First, wrap your model_fn with tf.contrib.estimator.replicate_model_fn:

nn = tf.estimator.Estimator(
    model_fn=tf.contrib.estimator.replicate_model_fn(my_model_fn),
    run_config=run_config,
)

Second, wrap your optimizer with TowerOptimizer in your model_fn:

optimizer = tf.train.GradientDescentOptimizer(learning_rate=0.1)
optimizer = tf.contrib.estimator.TowerOptimizer(optimizer)

Unfortunately there’s one additional (undocumented) step that you have to take to get the code to work. If you only use the two lines above, you’ll see an error that will look something like this:

ValueError: Variable does not exist, or was not created with
tf.get_variable(). Did you mean to set reuse=tf.AUTO_REUSE in VarScope?

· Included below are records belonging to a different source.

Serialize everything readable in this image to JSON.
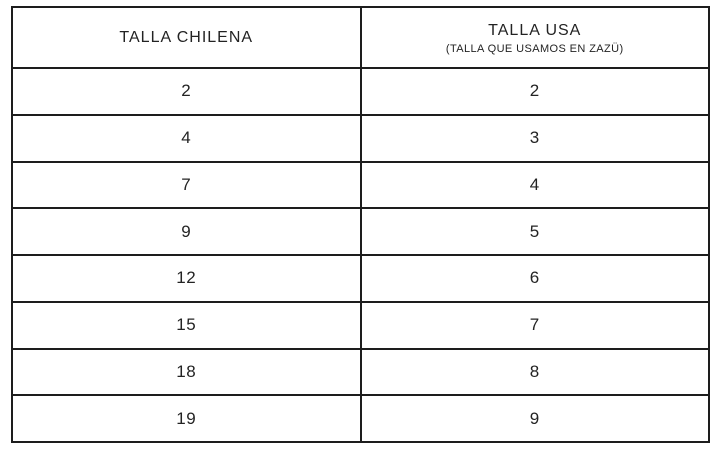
{
  "chart_data": {
    "type": "table",
    "columns": [
      {
        "title": "TALLA CHILENA",
        "subtitle": ""
      },
      {
        "title": "TALLA USA",
        "subtitle": "(TALLA QUE USAMOS EN ZAZÜ)"
      }
    ],
    "rows": [
      [
        "2",
        "2"
      ],
      [
        "4",
        "3"
      ],
      [
        "7",
        "4"
      ],
      [
        "9",
        "5"
      ],
      [
        "12",
        "6"
      ],
      [
        "15",
        "7"
      ],
      [
        "18",
        "8"
      ],
      [
        "19",
        "9"
      ]
    ]
  },
  "colors": {
    "border": "#1d1d1d",
    "text": "#232323",
    "background": "#ffffff"
  }
}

To fix this, you need to wrap the definition of your model with a variable_scope that has reuse set to tf.AUTO_REUSE:

def model_fn(features, labels, mode, params):
  with tf.variable_scope('my_model', reuse=tf.AUTO_REUSE):
    net = tf.identity(features, 'input')
    net = tf.layers.dense(net, 1024, activation=tf.nn.relu)
    ...

The reason for this is that behind the scenes, replicate_model_fn will try to put all the variables in your net on each GPU. However, you want to share the variables across all the GPUs. This means that the variables need to be created with reuse=True for all but one of the GPUs. (One of the GPUs needs to have reuse=False so that the variables can be created — you can’t reuse what doesn’t exist in the first place!) Setting reuse=tf.AUTO_REUSE takes care of this variable management for you.

Note that replicate_model_fn is now deprecated, although its proposed replacement, MirroredStrategy doesn’t seem to be ready to use quite yet (at least I haven’t been able to get it to work).